Popular Science has an evidence-based reason for shutting down its comment section

[quote=“HannesAlfven, post:42, topic:10659”]
There are different types of “knowing”, and they permit different varieties of activities. You can know how to do the math for QM, but you can’t necessarily translate that type of knowledge into an ability to judge other paradigms which strive to explain the same observations. That would also require a conceptual comprehension.[/quote]

Well, that depends. On a site linked earlier is a competing paradigm for a particular quantum effect. The point of this experiment is to demonstrate that a single photon cannot always be considered strictly as a point-like particle, because it would have to interfere with itself. QM gives a description of how this works, but this author sidesteps the issue by drawing waves in some diagrams, and particles in others. He does not explain how light can decide which form to take, or, worse, even seem to understand that’s the very crux of the issue. So, in this case, knowing QM makes it easy to see that this competing concept isn’t useful.
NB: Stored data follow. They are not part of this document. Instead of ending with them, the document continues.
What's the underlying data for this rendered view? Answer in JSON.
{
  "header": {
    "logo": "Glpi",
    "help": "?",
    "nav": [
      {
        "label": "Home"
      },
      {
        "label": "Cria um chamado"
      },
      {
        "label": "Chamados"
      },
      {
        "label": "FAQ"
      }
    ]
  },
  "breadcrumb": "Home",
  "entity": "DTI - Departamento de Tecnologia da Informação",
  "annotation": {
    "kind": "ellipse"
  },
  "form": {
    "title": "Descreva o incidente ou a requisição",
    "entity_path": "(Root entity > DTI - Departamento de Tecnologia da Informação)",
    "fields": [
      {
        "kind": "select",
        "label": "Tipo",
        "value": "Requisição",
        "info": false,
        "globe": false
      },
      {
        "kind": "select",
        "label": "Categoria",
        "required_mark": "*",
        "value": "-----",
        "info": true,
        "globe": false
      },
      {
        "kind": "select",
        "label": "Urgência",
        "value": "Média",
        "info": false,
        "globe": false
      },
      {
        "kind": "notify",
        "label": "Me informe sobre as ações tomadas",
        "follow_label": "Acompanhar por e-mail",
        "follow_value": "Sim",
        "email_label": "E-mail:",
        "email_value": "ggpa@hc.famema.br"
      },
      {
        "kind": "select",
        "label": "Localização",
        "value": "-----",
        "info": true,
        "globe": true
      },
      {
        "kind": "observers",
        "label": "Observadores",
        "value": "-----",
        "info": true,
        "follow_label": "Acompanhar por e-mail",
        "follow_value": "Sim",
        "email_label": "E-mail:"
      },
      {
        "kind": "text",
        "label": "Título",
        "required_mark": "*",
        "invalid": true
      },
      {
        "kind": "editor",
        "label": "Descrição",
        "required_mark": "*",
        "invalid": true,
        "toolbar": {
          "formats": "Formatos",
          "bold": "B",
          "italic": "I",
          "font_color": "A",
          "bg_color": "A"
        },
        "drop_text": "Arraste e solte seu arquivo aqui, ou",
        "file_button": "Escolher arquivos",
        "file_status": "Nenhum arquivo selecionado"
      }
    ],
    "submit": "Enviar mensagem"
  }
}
It’s a very simple idea: Why not simply draw these complex models out?
Graphs and lattices are used in many other similar endeavors.
Learning would be faster if the students could see the conceptual
structure of the theories under examination. Comments could simply
attach to this structure.

These ideas about new ways of doing comments on the web are interesting, and definitely worthy of experiment. I expect if the people who are familiar with these concepts make a web tool that uses them, and it’s successful, then others will begin to adopt it as well. It seems a bit excessive to hold it against the scientists who have not been researching these topics that they haven’t already developed this system.